The bad news, says Mr. Wright, is that bad debts are piling up faster than collectors can clear them away. The US delinquent debt increased 41 percent last year.

''For some strange reason, people who take out loans from the federal government don't feel obligated to pay back their debt,'' says Wright, though he admits the recession and still-antiquated collection systems are also partly to blame.

Every year, the US government lends out billions of dollars, financing college educations, business start-ups, and purchases of US wheat by foreign countries, among other things. This year, the amount owed Uncle Sam hit $260 billion, OMB estimates.

Some $38.4 billion of that debt is past due. Delinquent income taxes make up roughly 70 percent of overdue payments, with student, housing, crop, and Small Business Administration loans accounting for most of the rest.

Until 1981, Wright points out, the government didn't even keep such total figures. Most government collection efforts center around old-fashioned file-card and telephone techniques, he says.

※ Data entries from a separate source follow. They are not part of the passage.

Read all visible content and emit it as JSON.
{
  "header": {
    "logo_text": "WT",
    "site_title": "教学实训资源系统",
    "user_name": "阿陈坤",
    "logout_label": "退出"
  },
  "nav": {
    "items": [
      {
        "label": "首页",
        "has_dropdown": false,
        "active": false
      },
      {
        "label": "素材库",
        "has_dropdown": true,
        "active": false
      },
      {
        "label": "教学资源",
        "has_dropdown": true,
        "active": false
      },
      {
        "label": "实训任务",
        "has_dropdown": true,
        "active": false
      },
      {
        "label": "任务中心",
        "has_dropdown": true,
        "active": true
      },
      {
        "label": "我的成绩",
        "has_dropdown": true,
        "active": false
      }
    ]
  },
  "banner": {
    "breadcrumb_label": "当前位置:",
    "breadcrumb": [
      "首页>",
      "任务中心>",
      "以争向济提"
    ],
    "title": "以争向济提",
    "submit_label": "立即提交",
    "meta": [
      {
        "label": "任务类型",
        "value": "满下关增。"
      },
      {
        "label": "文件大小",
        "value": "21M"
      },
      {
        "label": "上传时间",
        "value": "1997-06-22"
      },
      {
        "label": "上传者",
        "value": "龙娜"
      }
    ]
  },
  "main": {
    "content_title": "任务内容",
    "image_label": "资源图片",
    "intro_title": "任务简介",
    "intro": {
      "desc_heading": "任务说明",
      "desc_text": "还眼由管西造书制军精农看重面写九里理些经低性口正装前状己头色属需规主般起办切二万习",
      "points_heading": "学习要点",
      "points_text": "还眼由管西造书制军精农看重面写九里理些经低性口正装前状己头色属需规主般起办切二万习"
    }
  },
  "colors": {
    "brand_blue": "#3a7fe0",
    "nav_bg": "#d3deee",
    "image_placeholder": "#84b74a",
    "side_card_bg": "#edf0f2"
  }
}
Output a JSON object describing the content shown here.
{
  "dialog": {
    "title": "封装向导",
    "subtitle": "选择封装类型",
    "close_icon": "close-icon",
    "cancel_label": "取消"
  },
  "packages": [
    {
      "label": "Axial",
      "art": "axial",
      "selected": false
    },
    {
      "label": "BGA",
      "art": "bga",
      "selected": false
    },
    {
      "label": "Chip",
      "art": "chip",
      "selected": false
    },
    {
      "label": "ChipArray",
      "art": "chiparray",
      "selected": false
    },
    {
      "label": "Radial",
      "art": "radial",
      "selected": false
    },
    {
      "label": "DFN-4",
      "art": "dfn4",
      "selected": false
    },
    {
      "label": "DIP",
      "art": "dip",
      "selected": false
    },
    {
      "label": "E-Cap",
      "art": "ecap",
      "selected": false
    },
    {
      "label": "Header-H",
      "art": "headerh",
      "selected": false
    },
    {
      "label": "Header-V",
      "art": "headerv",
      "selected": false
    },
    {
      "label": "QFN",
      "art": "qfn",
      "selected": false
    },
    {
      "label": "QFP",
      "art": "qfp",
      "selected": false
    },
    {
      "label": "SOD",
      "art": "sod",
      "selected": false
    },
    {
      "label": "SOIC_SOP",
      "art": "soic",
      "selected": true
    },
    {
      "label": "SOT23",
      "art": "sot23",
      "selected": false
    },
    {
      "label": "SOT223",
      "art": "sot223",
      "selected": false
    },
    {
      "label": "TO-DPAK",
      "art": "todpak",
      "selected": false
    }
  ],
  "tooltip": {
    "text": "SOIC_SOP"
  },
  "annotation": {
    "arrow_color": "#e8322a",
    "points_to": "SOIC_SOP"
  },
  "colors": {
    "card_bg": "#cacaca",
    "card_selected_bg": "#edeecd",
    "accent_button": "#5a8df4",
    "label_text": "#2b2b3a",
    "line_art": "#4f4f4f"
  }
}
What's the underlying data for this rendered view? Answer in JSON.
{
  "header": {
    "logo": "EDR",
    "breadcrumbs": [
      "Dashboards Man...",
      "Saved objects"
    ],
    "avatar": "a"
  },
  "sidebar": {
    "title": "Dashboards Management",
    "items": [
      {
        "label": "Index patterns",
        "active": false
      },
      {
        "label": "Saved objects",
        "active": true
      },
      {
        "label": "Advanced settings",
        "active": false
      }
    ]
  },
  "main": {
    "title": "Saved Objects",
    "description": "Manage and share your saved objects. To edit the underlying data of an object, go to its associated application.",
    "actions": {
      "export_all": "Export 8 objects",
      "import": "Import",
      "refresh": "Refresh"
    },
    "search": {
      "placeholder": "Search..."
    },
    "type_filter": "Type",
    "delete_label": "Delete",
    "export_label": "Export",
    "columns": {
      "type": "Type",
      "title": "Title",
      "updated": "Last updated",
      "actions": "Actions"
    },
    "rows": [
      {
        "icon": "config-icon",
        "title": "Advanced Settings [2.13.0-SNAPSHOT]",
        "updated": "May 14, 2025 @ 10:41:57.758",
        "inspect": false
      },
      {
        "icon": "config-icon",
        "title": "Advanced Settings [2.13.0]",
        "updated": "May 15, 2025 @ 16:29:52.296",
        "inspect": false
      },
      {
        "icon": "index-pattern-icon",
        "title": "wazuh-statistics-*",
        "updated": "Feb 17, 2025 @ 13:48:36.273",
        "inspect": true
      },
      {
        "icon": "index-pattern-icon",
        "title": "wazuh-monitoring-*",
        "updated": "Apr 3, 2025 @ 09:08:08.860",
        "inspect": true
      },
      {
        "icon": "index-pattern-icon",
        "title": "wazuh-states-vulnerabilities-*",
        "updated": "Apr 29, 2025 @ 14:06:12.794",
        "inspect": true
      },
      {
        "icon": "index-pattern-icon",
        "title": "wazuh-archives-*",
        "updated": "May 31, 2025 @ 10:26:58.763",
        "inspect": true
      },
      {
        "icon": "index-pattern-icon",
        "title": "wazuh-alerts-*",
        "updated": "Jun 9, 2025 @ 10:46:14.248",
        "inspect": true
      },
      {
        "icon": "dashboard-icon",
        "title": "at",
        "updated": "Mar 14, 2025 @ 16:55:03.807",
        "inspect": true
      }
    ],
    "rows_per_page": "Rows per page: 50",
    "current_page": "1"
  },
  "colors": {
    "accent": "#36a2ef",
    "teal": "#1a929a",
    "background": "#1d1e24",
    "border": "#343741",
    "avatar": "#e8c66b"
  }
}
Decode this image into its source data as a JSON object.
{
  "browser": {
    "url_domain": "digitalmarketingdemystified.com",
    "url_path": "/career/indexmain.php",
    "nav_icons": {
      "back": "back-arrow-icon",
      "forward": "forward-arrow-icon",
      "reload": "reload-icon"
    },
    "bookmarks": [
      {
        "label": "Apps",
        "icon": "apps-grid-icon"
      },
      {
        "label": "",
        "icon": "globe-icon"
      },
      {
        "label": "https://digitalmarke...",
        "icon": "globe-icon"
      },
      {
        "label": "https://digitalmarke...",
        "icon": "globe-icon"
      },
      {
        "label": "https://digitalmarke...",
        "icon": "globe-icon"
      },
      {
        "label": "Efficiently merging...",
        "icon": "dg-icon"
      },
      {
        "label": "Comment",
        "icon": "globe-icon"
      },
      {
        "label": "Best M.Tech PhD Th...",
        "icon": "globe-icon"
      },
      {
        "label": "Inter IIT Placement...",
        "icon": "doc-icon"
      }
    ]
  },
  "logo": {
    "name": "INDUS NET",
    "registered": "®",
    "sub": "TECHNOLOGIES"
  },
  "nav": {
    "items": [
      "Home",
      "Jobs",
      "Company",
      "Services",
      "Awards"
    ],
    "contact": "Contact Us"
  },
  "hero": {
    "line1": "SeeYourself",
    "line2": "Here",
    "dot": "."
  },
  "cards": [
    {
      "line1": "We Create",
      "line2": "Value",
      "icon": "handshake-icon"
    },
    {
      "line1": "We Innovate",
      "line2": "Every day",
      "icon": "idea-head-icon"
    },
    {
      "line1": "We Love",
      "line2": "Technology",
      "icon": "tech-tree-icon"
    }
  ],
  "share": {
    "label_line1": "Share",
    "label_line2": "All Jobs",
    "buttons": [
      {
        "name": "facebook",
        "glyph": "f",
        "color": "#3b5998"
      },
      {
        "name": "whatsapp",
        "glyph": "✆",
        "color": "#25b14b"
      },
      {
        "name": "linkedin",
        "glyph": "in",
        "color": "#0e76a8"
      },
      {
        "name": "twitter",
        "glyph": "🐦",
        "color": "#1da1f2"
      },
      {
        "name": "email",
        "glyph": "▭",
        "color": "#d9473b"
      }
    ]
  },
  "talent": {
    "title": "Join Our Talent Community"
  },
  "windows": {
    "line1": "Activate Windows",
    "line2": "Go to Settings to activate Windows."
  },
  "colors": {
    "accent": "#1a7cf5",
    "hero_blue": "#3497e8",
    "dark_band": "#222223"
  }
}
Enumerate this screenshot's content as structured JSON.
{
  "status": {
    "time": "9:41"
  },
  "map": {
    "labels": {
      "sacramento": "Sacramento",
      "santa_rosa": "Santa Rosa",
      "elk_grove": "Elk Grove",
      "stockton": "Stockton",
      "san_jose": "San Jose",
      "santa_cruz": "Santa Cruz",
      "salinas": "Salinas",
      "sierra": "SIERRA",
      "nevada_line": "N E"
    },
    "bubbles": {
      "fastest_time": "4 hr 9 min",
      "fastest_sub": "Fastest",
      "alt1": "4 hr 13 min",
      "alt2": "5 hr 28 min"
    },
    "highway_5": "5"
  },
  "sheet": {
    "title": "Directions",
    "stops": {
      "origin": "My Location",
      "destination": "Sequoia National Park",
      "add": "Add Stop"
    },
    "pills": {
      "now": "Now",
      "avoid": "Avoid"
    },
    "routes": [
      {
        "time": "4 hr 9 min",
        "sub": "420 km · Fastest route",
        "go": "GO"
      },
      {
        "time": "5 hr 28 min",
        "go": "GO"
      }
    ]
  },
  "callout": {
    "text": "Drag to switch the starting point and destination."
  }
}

''There aren't any automated collection systems in the federal government. The private sector has had that for 10 years,'' he says.

The IRS and the Justice Department are now installing debt-tracking equipment. Tightening up other procedures, Wright claims, has brought the government $2.1 billion it wouldn't otherwise have received. For example:

* Under new rules for the National Student Loan Program, schools with high default rates will have their loan funds reduced or eliminated.

* A recent computer matching program found 47,000 federal employees who are behind on paying back their student loans.

* The Departments of Interior, Housing and Urban Development, and Health and Human Services have all begun hiring private agencies to chase overdue loans.

* The Small Business Disaster Loan Program has hired 275 temporary employees to help collect overdue loans.

And the Debt Collection Act of 1982, passed on Oct. 1, will give the government new debt-collecting powers. But these efforts have so far been swamped by the 41 percent increase in delinquent debts during 1982, the first year the government has tracked such a figure. Though he says the soft economy is part of the reason, Wright claims that debtors' belief the government is a soft touch caused most of the increase.

''The real way to avoid these delinquencies is to stop making bad loans,'' Wright says.